飲料メーカーへの攻撃で使われた手法は、一般的なランサムウェア攻撃手法とほぼ同じだと見られている。具体的には、初期侵入→水平展開(社内での感染拡大)→データの窃取と暗号化→脅迫という流れ。被害を最小限にとどめるには、脆弱性対策によって標的となるリスクを軽減し、統合監視体制を整備して侵入を見逃さず、被害を受けてしまった場合も想定し、早期に事業を回復するための態勢を確立することが求められる。「仮定の議論にはなるが、飲料メーカーの事例もサイバーリーズンの製品が導入されていれば被害を抑止できた可能性が高い」と、遠藤本部長は話す。その根拠として、同社の製品がサイバー攻撃の早期検知や被害抑止にどう役立つのか詳しく説明した。 まず、初期侵入を防ぐための脆弱性対策としてはCybereason EDRの脆弱性管理機能(11月17日発表)がある。これはCybereason EDRの付加機能なので、エージェント類の追加購入は不要。設定画面でオンにするだけですぐに使えるのがポイントだ。このほか、クラウド環境の脆弱性管理にはCybereason CNAPP、企業システムの脆弱箇所を専門調査官が攻撃者目線でチェックするCybereason ASAも提供している。

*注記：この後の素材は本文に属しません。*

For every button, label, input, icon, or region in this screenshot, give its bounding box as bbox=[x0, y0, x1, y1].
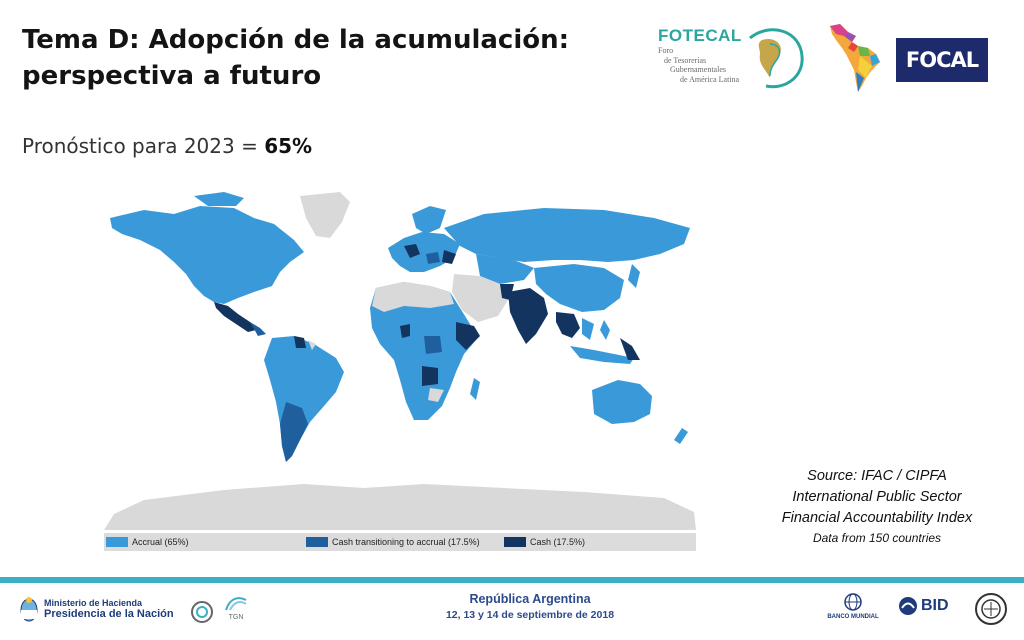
focal-logo: FOCAL bbox=[896, 38, 988, 82]
source-line-3: Financial Accountability Index bbox=[781, 510, 973, 526]
region-antarctica bbox=[104, 484, 696, 530]
bid-label: BID bbox=[921, 597, 949, 614]
fotecal-line-1: Foro bbox=[658, 46, 674, 55]
region-greenland bbox=[300, 192, 350, 238]
legend-cash-label: Cash (17.5%) bbox=[530, 537, 586, 547]
region-south-america bbox=[264, 336, 344, 462]
fotecal-line-2: de Tesorerías bbox=[664, 55, 707, 65]
map-legend: Accrual (65%) Cash transitioning to accr… bbox=[104, 533, 696, 551]
region-central-africa bbox=[424, 336, 442, 354]
legend-accrual-swatch bbox=[106, 537, 128, 547]
fotecal-line-4: de América Latina bbox=[680, 74, 740, 84]
legend-transition-label: Cash transitioning to accrual (17.5%) bbox=[332, 537, 480, 547]
forecast-text: Pronóstico para 2023 = 65% bbox=[22, 134, 312, 158]
fotecal-line-3: Gubernamentales bbox=[670, 65, 726, 74]
globe-icon bbox=[844, 593, 862, 611]
region-new-zealand bbox=[674, 428, 688, 444]
region-ukraine bbox=[442, 250, 456, 264]
source-line-1: Source: IFAC / CIPFA bbox=[807, 468, 947, 484]
world-map-svg bbox=[104, 192, 696, 530]
footer-bar bbox=[0, 577, 1024, 583]
forecast-prefix: Pronóstico para 2023 = bbox=[22, 134, 265, 158]
bid-emblem-icon bbox=[899, 597, 917, 615]
legend-transition-swatch bbox=[306, 537, 328, 547]
ministerio-logo: Ministerio de Hacienda Presidencia de la… bbox=[20, 596, 174, 622]
tgn-icon bbox=[225, 597, 247, 611]
region-middle-east bbox=[452, 274, 508, 322]
region-europe-transition bbox=[426, 252, 440, 264]
region-japan bbox=[628, 264, 640, 288]
banco-mundial-label: BANCO MUNDIAL bbox=[827, 614, 879, 620]
seal-icon bbox=[191, 601, 213, 623]
fotecal-name: FOTECAL bbox=[658, 26, 742, 45]
argentina-shield-icon bbox=[20, 597, 38, 622]
fotecal-subtitle: Foro de Tesorerías Gubernamentales de Am… bbox=[658, 46, 739, 84]
world-map bbox=[104, 188, 696, 530]
fotecal-globe-icon bbox=[749, 28, 804, 89]
region-indonesia bbox=[570, 346, 634, 364]
ministerio-line-1: Ministerio de Hacienda bbox=[44, 598, 143, 608]
region-philippines bbox=[600, 320, 610, 340]
region-north-africa bbox=[372, 282, 454, 312]
region-india bbox=[508, 288, 548, 344]
region-namibia bbox=[428, 388, 444, 402]
region-horn-of-africa bbox=[456, 322, 480, 350]
event-dates: 12, 13 y 14 de septiembre de 2018 bbox=[445, 609, 615, 621]
source-note: Source: IFAC / CIPFA International Publi… bbox=[760, 466, 994, 547]
region-africa bbox=[370, 282, 476, 420]
source-line-4: Data from 150 countries bbox=[812, 531, 942, 545]
region-scandinavia bbox=[412, 206, 446, 234]
imf-seal-icon bbox=[975, 593, 1007, 625]
event-info: República Argentina 12, 13 y 14 de septi… bbox=[380, 592, 680, 621]
legend-cash-swatch bbox=[504, 537, 526, 547]
legend-accrual-label: Accrual (65%) bbox=[132, 537, 189, 547]
tgn-logo: TGN bbox=[222, 594, 250, 621]
region-mexico bbox=[214, 302, 256, 332]
region-north-america bbox=[110, 206, 304, 304]
region-southeast-asia bbox=[556, 312, 580, 338]
region-guyana bbox=[308, 340, 316, 350]
region-argentina bbox=[280, 402, 308, 462]
region-papua bbox=[620, 338, 640, 360]
region-madagascar bbox=[470, 378, 480, 400]
region-indochina bbox=[582, 318, 594, 340]
tgn-label: TGN bbox=[228, 614, 244, 621]
region-west-africa bbox=[400, 324, 410, 338]
title-line-1: Tema D: Adopción de la acumulación: bbox=[22, 25, 570, 55]
legend-accrual: Accrual (65%) bbox=[106, 537, 189, 547]
region-russia bbox=[444, 208, 690, 262]
slide-title: Tema D: Adopción de la acumulación: pers… bbox=[22, 22, 582, 94]
banco-mundial-logo: BANCO MUNDIAL bbox=[826, 592, 880, 620]
bid-logo: BID bbox=[898, 596, 949, 616]
ministerio-line-2: Presidencia de la Nación bbox=[44, 608, 174, 620]
region-central-asia bbox=[476, 254, 534, 284]
legend-cash: Cash (17.5%) bbox=[504, 537, 585, 547]
forecast-value: 65% bbox=[264, 134, 313, 158]
legend-transition: Cash transitioning to accrual (17.5%) bbox=[306, 537, 480, 547]
region-arctic-islands bbox=[194, 192, 244, 206]
latin-america-logo-icon bbox=[830, 24, 880, 92]
region-venezuela bbox=[294, 336, 306, 348]
region-china bbox=[534, 264, 624, 312]
region-pakistan bbox=[500, 284, 514, 300]
region-central-america bbox=[250, 322, 266, 336]
region-angola bbox=[422, 366, 438, 386]
event-country: República Argentina bbox=[469, 592, 591, 606]
source-line-2: International Public Sector bbox=[792, 489, 962, 505]
fotecal-logo: FOTECAL Foro de Tesorerías Gubernamental… bbox=[656, 24, 806, 94]
region-europe-cash-1 bbox=[404, 244, 420, 258]
region-australia bbox=[592, 380, 652, 424]
title-line-2: perspectiva a futuro bbox=[22, 61, 322, 91]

次に、統合監視体制を整備するのに欠かせないツールのCybereason XDRがある。XDRでは、エンドポイント以外からの情報を含めた総合的な判定が可能。導入済みセキュリティーソリューションから得た情報を基に相関分析するので、ほかの統合監視ツールに比べて短い期間で導入できる。
さらに、サイバーリーズンは感染・被害から事業回復までの作業を支援するインシデント対応(IR)サービスも提供する。支援は国内拠点から日本語で受けることができ、従来のフォレンジック方法に比べ、大幅に短縮できる調査手法を実現している。また、IRリテイナー契約を事前に結んでおけば、4時間以内に専門調査官のチームを編成、調査の開始が可能だ。
「サイバーリーズンの製品・サービスを使えば、攻撃されるリスクを軽減し、統合監視態勢を整備し、有事への備えを確立できる」と、遠藤本部長。高度なサイバー攻撃を防ぎ、システム運用を安定させるために役立ててほしいとアピールした。